A partir dessa comunicação, a ANM requisitou à empresa a documentação técnica referente às obras em andamento. Com base na análise dos documentos recebidos, ficou constatado que a empresa estava executando obras de adequação do sistema extravasor sem um projeto executivo devidamente elaborado conforme legislação vigente. Em razão disso, foi lavrado, em setembro de 2025, auto de embargo das obras em andamento até a completa regularização do projeto. Além disso, foi encaminhado novo ofício de exigências e recomendada a instauração de novo processo administrativo sancionador para fins de aplicação de multa.
É importante destacar que os fatores de segurança calculados para a barragem — indicadores que refletem sua estabilidade física — vêm sendo reportados pela empresa em valores superiores aos mínimos exigidos pela legislação vigente. Esse resultado evidencia que, do ponto de vista geotécnico, a estrutura tem apresentado condições satisfatórias de estabilidade física.
Quanto ao processo de descaracterização da barragem, diferentemente da legislação estadual, a Lei Federal nº 12.334/2010, que institui a Política Nacional de Segurança de Barragens, admitiu a prorrogação do prazo originalmente fixado (25 de fevereiro de 2022) para casos de comprovada inviabilidade técnica. Ressalta-se que a empresa apresentou pedido de prorrogação no processo administrativo minerário e, posteriormente, protocolizou o projeto executivo para a descaracterização da estrutura.
Por fim, a ANM apurou que ainda existem pendências relacionadas ao licenciamento ambiental do projeto de descaracterização, especialmente quanto à destinação dos rejeitos a serem removidos do reservatório da barragem.

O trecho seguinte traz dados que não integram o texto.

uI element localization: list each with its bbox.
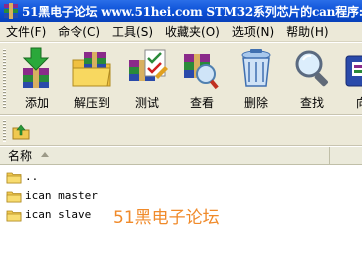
sort-arrow-icon bbox=[41, 152, 49, 157]
extract-button[interactable]: 解压到 bbox=[67, 46, 117, 114]
title-bar[interactable]: 51黑电子论坛 www.51hei.com STM32系列芯片的can程序: bbox=[0, 0, 362, 22]
add-icon bbox=[22, 47, 50, 88]
delete-label: 删除 bbox=[243, 96, 268, 110]
add-label: 添加 bbox=[24, 96, 49, 110]
menu-options[interactable]: 选项(N) bbox=[226, 22, 280, 41]
test-button[interactable]: 测试 bbox=[122, 46, 172, 114]
folder-up-icon bbox=[6, 172, 22, 183]
folder-icon bbox=[6, 191, 22, 202]
wizard-icon bbox=[345, 55, 362, 87]
menu-help[interactable]: 帮助(H) bbox=[280, 22, 334, 41]
column-name-label: 名称 bbox=[8, 149, 33, 163]
test-icon bbox=[129, 49, 168, 81]
toolbar: 添加 解压到 测试 查看 删除 查找 bbox=[0, 43, 362, 115]
find-label: 查找 bbox=[299, 96, 324, 110]
extract-label: 解压到 bbox=[73, 96, 110, 110]
test-label: 测试 bbox=[134, 96, 159, 110]
delete-icon bbox=[241, 49, 271, 87]
watermark: 51黑电子论坛 bbox=[113, 208, 220, 228]
address-grip[interactable] bbox=[3, 120, 6, 142]
winrar-icon bbox=[4, 3, 18, 19]
extract-icon bbox=[72, 52, 111, 87]
window-title: 51黑电子论坛 www.51hei.com STM32系列芯片的can程序: bbox=[22, 4, 362, 19]
view-label: 查看 bbox=[189, 96, 214, 110]
menu-favorites[interactable]: 收藏夹(O) bbox=[159, 22, 226, 41]
wizard-button[interactable]: 向 bbox=[337, 46, 362, 114]
list-item-label: ican slave bbox=[25, 208, 92, 221]
list-item[interactable]: .. bbox=[0, 167, 250, 186]
menu-tools[interactable]: 工具(S) bbox=[106, 22, 159, 41]
menu-commands[interactable]: 命令(C) bbox=[52, 22, 106, 41]
address-bar bbox=[0, 116, 362, 146]
column-header-rest[interactable] bbox=[330, 147, 362, 164]
column-header: 名称 bbox=[0, 147, 362, 165]
view-icon bbox=[184, 54, 219, 90]
folder-icon bbox=[6, 210, 22, 221]
find-icon bbox=[295, 50, 328, 87]
delete-button[interactable]: 删除 bbox=[231, 46, 281, 114]
column-name[interactable]: 名称 bbox=[0, 147, 330, 165]
list-item-label: ican master bbox=[25, 189, 98, 202]
menu-file[interactable]: 文件(F) bbox=[0, 22, 52, 41]
up-folder-icon[interactable] bbox=[11, 121, 31, 141]
find-button[interactable]: 查找 bbox=[287, 46, 337, 114]
list-item-label: .. bbox=[25, 170, 39, 183]
toolbar-grip[interactable] bbox=[3, 49, 6, 109]
add-button[interactable]: 添加 bbox=[12, 46, 62, 114]
menu-bar: 文件(F) 命令(C) 工具(S) 收藏夹(O) 选项(N) 帮助(H) bbox=[0, 22, 362, 42]
wizard-label: 向 bbox=[337, 94, 362, 111]
view-button[interactable]: 查看 bbox=[177, 46, 227, 114]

Salienta-se que a solução dessas questões cabe à articulação da Extrativa Metalurgia junto aos órgãos ambientais competentes do Estado de Minas Gerais, nos termos da Lei Complementar nº 140/2011, antes que o projeto de descaracterização possa ser efetivamente executado”.
Novo plano de ação e R$ 10 milhões em compensação
O MPF pede que as empresas responsáveis apresentem, em até 30 dias, um plano de ação com medidas imediatas para garantir a segurança e a estabilidade da barragem, cumprindo todas as exigências da ANM. O órgão ainda solicita a contratação, em até 20 dias, de uma equipe técnica independente para acompanhar a elaboração e execução do plano de descaracterização e a apresentação de um novo projeto para esse processo em até 60 dias.
A ação civil pública também solicita o pagamento de R$ 10 milhões por compensação ambiental e dano moral coletivo, valor que deve ser destinado a projetos de educação, preservação ambiental ou reforço da fiscalização em barragens.
O MPF pede ainda que a ANM e a Feam analisem o projeto de descaracterização em até 40 dias após sua entrega e acompanhem sua execução até a completa eliminação da barragem.
Resposta da Nexa:
A Nexa informa que o ativo em referência foi vendido em 2018 e que, durante o período em que foi proprietária, adotou todas as ações de gestão e segurança de barragens então exigidas pela legislação em vigência. Ao se desfazer deste ativo, a Nexa transferiu a responsabilidade pela gestão para o terceiro comprador, tendo entregue a barragem devidamente estável e em dia com o cumprimento de suas obrigações legais. A empresa rei”ra seu compromisso com a sustentabilidade, sempre visando a segurança de suas operações e das comunidades próximas. Como informação adicional, a Nexa não foi oficialmente intimada por esta demanda até o presente momento.